Itu kenyataannya. Keberadaan SD Inklusi di Desa Bengkala ini ternyata belum cukup untuk dapat mengeluarkan masyarakat kolok dari buta huruf. Banyak orang kolok dewasa yang tidak bisa ikut bersekolah di SD Inklusi karena faktor usia yang tidak memenuhi syarat. Banyak juga anak kolok yang sudah lulus SD Inklusi dan ingin meneruskan sekolah, akhirnya harus terputus karena SMP Inklusi terletak jauh dari desa. Mereka juga seringkali lebih memilih bekerja untuk membantu ekonomi keluarga.

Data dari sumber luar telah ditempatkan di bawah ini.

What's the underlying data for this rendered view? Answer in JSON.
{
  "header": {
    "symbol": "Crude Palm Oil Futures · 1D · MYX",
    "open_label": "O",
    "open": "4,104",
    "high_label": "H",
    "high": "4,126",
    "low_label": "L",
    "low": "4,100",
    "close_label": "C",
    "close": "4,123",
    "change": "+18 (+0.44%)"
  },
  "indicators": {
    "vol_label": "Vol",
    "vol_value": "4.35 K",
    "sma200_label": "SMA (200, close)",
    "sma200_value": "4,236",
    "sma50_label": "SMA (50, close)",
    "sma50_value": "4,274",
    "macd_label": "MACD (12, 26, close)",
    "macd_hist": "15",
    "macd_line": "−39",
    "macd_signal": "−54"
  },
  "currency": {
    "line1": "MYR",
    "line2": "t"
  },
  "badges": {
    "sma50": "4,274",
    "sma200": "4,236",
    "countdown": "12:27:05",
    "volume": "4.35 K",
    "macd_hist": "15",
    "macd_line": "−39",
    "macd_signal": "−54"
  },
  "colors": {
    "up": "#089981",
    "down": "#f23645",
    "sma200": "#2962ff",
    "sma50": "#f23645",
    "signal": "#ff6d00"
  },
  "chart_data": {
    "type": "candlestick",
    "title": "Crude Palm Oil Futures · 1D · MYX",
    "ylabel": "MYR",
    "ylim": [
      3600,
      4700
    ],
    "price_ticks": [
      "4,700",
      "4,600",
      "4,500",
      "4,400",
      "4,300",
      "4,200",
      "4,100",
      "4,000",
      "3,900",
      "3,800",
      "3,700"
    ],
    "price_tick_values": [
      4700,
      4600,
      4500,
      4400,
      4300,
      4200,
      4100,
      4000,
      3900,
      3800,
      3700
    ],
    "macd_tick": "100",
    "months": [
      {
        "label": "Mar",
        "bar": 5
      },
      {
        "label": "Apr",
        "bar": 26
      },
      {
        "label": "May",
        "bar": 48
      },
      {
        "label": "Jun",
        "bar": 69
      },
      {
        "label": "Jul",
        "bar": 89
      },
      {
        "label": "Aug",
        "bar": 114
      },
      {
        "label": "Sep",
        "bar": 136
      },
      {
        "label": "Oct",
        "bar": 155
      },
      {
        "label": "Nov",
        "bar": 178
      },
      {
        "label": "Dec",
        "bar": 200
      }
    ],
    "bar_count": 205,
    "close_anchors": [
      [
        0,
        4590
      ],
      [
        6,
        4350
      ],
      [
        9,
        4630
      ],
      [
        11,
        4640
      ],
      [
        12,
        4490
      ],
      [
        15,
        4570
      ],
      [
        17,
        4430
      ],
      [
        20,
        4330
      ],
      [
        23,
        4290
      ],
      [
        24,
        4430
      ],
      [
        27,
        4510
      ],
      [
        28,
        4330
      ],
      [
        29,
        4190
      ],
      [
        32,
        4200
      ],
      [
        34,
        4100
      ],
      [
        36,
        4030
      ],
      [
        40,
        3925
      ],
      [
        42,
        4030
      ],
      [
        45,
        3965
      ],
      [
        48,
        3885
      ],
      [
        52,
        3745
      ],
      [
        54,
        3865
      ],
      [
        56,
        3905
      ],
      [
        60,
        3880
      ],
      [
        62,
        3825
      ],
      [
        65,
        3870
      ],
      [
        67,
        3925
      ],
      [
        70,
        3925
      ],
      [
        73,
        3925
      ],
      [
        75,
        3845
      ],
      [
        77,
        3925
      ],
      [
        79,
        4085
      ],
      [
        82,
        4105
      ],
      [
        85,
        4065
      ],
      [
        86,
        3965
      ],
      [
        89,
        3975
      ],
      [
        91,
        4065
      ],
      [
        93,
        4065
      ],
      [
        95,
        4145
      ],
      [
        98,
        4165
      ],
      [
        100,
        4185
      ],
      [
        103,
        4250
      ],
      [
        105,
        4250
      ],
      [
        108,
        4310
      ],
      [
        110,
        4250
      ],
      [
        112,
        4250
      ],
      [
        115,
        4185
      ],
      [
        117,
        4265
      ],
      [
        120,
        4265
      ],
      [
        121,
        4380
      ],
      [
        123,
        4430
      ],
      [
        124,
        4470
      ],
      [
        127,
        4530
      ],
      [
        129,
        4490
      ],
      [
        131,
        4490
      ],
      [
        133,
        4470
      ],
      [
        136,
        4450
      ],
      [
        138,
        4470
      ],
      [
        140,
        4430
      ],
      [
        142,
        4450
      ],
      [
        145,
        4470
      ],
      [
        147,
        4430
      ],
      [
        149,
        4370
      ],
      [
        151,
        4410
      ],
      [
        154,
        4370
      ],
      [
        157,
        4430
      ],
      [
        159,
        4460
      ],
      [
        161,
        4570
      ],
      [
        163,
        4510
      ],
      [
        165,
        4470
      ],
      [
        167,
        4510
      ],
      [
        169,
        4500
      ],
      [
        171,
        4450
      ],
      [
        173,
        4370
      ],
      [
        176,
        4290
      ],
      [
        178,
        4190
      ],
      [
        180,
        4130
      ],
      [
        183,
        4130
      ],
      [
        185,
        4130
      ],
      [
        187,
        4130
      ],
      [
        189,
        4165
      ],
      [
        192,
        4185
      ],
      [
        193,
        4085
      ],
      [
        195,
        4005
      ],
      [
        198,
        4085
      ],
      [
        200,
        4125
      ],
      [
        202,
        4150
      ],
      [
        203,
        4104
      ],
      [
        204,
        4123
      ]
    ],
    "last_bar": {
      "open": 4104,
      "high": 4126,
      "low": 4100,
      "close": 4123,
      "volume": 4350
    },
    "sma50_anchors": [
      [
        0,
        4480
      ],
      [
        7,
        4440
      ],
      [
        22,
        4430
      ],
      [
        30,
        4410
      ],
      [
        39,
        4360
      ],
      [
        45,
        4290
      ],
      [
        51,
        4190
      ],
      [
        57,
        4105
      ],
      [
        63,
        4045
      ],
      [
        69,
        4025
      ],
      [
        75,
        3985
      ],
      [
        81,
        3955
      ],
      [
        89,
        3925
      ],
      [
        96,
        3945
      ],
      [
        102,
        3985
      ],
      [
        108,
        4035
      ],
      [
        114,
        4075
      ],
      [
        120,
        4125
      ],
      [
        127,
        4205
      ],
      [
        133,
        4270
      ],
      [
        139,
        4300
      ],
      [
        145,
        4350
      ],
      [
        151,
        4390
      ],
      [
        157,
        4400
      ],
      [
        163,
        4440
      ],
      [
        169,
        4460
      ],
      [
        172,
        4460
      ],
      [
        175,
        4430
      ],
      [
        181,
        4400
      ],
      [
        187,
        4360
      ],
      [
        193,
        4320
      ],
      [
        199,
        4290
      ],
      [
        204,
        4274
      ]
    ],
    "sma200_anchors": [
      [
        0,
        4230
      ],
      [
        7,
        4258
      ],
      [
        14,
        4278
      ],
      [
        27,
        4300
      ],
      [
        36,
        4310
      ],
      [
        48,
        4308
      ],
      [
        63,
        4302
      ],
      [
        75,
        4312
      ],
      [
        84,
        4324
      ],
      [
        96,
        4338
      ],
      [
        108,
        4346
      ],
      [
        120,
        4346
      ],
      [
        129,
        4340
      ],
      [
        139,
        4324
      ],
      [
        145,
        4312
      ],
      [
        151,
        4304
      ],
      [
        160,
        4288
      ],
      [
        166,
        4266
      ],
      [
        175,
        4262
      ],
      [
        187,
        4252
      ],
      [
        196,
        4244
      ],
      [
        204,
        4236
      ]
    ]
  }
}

“Ini yang akhirnya menggerakkan PT Pertamina (Persero) DPPU Ngurah Rai bersama FlipMas Ngayah Bali untuk mengadakan program edukasi nonformal di Desa Bengkala bernama Sekolah Inklusi Pra SMP. Jadi, masyarakat kolok Bengkala yang ingin belajar atau meneruskan sekolah setelah lulus SD Inklusi, tidak perlu jauh-jauh ke kota. Waktu belajar pun bisa dipilih. Mengingat banyak yang memilih bekerja pada pagi sampai siang hari, maka sekolah bisa dilakukan sore hari,” ucap Ajar Darmawan, Spv. HSSE DPPU Ngurah Rai yang sedang berkunjung ke Desa Bengkala.

(Kurniawan Mas'ud)

“Dimulai pada pertengahan 2017, ada tiga komponen dalam program edukasi ini. Terdiri dari keaksaraan dasar di mana masyarakat kolok belajar calistung, keaksaraan fungsional di mana mereka memelajari ilmu alam, ilmu sosial, berhitung, dan lain-lain lewat keterampilan sosial, lalu baru menginjak pendidikan SMP Inklusi. Akhirnya, bentuk pendidikannya adalah SPNF (Satuan Pendidikan Nonformal). Kenapa nonformal? Karena usia yang ingin belajar berbeda-beda, tidak bisa dijadikan pendidikan formal,” tutur I Wayan Karyasa, anggota FlipMas Ngayah Bali Divisi Pendidikan, yang juga adalah dosen Universitas Pendidikan Ganesha.